- Born: 3 December 1901 Dundee, Scotland (United Kingdom)
- Died: 2000, Canada
- Education: B. A. (Glasgow) (1924); B. D. (Glasgow) (1927); B. D. External (London) (1934); M. Th. (London) (1940);
- Alma mater: Glasgow University, Glasgow, Scotland (United Kingdom); London University, London, England (United Kingdom);
- Occupations: Pastor, University Teacher
- Years active: 1927-1974 (47 years)
- Known for: Old Testament Exegesis
- Religion: Christianity
- Church: United Church of Canada (Congregational)
- Congregations served: Dunfermline, Scotland (UK) (1927-1936); Cambuslang, Scotland (UK) (1936-1941); Ardrossan, Scotland (UK) (1941-1946);
- Offices held: Lecturer, Glasgow University, Glasgow, Scotland (United Kingdom) (1946-1947); Lecturer, St. Andrew's University, St. Andrews, Scotland (United Kingdom) (1947-1955); Professor, Emmanuel College, Toronto (Canada) (1955-1969); Professor, Carleton University, Ottawa, (Canada) (1969-1974);
- Title: The Reverend Doctor

= Robert Dobbie =

Robert Dobbie (1901-2000) was a Pastor hailing from Dundee, Scotland who taught Old Testament at the Universities of Glasgow (1946-1947), St. Andrews (1947-1955), Toronto (1955-1969) and at Carleton (1969-1974).
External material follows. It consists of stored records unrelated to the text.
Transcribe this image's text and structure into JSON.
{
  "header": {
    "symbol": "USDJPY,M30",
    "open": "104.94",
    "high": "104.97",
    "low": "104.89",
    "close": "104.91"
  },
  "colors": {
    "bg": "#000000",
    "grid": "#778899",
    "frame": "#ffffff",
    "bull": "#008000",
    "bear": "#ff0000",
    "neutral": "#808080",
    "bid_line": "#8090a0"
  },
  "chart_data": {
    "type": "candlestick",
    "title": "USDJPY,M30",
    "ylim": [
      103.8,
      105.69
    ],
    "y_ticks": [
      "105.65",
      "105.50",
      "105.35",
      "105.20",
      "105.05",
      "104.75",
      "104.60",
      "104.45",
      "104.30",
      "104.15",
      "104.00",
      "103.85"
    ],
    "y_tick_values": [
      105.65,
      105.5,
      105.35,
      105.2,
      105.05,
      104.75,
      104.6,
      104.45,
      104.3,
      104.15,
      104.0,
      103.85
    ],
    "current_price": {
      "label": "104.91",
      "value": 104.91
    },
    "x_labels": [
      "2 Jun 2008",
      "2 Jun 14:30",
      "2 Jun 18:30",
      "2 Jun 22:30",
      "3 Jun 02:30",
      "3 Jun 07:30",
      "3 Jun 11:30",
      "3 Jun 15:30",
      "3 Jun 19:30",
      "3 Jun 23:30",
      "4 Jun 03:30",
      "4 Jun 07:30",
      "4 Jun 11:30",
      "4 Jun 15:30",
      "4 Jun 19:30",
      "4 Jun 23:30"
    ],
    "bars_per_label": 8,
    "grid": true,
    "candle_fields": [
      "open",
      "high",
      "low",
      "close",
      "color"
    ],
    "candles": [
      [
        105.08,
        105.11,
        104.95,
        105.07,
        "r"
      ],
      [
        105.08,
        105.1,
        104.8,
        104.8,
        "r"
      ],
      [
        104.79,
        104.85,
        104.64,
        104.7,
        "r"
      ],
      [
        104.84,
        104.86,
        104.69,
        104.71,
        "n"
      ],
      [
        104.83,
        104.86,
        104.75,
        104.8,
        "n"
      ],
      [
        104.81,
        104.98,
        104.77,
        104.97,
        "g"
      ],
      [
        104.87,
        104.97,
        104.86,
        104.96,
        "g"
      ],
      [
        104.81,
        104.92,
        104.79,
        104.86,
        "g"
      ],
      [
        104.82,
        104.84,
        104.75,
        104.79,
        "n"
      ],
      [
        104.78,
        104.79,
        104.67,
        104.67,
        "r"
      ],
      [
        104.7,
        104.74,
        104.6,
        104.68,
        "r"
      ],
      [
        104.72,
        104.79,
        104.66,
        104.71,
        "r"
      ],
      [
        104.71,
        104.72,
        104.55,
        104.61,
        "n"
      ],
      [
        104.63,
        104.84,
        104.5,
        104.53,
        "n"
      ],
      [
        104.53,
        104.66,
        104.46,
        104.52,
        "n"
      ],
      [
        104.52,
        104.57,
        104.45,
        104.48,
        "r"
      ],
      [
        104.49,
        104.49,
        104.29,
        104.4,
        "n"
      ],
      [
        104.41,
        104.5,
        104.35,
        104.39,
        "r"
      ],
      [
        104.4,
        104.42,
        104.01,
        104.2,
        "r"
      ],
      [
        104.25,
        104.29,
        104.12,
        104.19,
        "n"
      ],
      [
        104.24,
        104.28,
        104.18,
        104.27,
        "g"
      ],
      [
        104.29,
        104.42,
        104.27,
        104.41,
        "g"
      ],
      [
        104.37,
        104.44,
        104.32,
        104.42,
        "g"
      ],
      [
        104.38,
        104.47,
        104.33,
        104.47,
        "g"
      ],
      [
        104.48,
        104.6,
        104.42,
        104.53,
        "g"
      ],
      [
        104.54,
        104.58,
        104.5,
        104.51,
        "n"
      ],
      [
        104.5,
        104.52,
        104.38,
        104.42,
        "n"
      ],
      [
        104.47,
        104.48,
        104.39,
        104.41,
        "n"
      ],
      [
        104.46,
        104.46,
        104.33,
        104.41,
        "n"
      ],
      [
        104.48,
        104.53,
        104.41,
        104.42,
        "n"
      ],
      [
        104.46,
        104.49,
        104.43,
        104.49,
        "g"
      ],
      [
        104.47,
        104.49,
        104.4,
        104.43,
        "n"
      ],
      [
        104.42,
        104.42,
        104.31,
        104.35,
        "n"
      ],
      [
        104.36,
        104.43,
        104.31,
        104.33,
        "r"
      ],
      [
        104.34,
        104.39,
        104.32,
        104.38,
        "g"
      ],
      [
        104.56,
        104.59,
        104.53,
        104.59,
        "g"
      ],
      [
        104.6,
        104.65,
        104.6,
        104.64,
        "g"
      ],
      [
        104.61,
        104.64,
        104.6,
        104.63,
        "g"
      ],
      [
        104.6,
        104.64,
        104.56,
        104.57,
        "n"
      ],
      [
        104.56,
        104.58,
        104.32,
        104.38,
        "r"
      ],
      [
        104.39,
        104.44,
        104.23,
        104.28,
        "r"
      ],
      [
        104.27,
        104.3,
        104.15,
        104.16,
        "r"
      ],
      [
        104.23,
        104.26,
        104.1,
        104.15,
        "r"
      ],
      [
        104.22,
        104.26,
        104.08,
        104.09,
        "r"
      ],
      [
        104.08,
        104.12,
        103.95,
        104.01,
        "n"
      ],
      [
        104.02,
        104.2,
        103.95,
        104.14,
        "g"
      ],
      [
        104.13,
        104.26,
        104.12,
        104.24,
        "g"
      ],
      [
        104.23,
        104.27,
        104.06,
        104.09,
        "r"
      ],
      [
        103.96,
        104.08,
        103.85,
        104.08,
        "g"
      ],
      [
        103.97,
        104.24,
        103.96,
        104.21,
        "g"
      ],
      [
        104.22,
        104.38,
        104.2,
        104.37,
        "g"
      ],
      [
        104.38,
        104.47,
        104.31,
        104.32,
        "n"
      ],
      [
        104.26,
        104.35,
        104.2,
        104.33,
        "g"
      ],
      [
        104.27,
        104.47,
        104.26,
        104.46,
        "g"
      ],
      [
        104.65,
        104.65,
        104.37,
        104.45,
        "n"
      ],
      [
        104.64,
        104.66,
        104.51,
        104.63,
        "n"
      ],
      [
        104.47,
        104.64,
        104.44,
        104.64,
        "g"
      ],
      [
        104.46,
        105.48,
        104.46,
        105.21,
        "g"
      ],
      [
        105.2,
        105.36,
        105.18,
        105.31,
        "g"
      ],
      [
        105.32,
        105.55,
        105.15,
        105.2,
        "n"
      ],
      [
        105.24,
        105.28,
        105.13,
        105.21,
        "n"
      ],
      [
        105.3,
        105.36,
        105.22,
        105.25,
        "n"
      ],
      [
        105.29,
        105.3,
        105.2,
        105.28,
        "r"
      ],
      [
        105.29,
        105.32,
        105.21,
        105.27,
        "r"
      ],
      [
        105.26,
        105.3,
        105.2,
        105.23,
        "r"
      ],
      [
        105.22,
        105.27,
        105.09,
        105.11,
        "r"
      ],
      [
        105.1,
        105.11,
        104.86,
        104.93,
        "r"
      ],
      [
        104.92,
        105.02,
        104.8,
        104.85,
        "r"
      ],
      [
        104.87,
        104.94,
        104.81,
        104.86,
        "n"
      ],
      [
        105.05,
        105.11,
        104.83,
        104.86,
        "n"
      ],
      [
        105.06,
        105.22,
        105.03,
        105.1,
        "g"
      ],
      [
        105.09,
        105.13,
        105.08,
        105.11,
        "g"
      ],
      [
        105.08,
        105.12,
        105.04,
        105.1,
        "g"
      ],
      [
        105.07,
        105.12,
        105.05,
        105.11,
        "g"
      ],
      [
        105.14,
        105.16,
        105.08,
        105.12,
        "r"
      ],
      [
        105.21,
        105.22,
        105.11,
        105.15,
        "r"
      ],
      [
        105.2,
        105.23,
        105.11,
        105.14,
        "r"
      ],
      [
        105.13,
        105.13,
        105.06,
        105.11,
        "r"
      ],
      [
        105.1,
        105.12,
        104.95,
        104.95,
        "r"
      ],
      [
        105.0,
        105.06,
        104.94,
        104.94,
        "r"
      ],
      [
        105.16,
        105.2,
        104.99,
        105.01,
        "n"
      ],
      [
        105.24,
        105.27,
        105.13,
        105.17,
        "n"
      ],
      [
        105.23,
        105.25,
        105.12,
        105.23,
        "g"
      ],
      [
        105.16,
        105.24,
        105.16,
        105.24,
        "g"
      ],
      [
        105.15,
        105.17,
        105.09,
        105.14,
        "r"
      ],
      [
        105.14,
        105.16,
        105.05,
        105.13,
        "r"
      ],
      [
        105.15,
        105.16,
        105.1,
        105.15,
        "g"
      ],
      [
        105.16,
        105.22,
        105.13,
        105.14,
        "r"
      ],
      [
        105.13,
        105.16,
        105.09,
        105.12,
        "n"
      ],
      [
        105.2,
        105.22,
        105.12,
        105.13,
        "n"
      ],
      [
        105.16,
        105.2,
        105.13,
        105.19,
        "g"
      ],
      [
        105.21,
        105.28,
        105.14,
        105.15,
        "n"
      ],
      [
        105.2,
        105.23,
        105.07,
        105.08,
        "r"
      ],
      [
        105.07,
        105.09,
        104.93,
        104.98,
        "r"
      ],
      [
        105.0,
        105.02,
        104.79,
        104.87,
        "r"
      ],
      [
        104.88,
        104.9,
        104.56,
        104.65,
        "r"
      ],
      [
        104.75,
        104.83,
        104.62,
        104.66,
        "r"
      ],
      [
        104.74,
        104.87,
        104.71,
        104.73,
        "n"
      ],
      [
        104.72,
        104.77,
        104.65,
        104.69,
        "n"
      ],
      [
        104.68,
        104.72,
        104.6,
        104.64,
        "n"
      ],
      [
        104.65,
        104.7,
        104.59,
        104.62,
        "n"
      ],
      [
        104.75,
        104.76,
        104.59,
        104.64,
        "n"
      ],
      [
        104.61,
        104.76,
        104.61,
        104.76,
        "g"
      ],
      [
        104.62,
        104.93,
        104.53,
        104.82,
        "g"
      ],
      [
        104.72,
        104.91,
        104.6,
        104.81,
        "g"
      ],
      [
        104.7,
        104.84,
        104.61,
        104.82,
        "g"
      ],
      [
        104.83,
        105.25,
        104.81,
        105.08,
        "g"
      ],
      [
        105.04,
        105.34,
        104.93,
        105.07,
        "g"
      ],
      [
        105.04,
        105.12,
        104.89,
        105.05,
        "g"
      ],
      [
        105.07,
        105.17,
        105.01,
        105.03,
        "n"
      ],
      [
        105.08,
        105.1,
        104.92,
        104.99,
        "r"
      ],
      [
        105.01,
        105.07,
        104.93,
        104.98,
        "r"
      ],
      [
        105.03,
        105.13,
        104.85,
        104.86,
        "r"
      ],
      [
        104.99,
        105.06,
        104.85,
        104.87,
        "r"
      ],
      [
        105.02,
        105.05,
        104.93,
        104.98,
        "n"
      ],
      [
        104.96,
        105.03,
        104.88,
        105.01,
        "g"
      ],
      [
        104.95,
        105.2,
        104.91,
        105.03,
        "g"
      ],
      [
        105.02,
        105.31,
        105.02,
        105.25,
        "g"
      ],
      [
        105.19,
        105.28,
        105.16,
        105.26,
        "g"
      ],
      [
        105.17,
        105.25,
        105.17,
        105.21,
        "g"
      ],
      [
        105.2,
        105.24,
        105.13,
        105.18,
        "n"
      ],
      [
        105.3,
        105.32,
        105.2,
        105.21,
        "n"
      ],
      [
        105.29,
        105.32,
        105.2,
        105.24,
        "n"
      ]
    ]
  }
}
Robert Dobbie was active in contributing to Old Testament scholarship. Wolfgang Roth was a student at Dobbie in Toronto. Dobbie also used to compose hymns.

Dobbie was a member of the Society of Biblical Literature and was at one time elected as Vice-President of the Canadian section of the Society of Biblical Literature. Dobbie used to contribute to Old Testament scholarship through his writings which appeared in biblical journals like The Expository Times, Vetus Testamentum, Canadian Journal of Theology, Scottish Journal of Theology, International Review of Missions.

Dobbie last taught at Carleton University where he was Visiting Professor of Religion from 1969 onwards.

==Hymns==
- Eternal Father, Lord of space and time
- Eternal God, we consecrate these children

==Writings==
- 1955, The Text of Hosea Ix 8
- 1958, Sacrifice and Morality in the Old Testament
- 1958, Jeremiah and the preacher
- 1958, A Meditation on Jonah
- 1959, Deuteronomy and the prophetic attitude to sacrifice
- 1962, The Biblical Foundation of the Mission of the Church. I: The Old Testament

==Achievements==
The Senate of the Victoria University in the University of Toronto conferred an honorary degree of Doctor of Divinity by Honoris Causa upon Dobbie in 1979.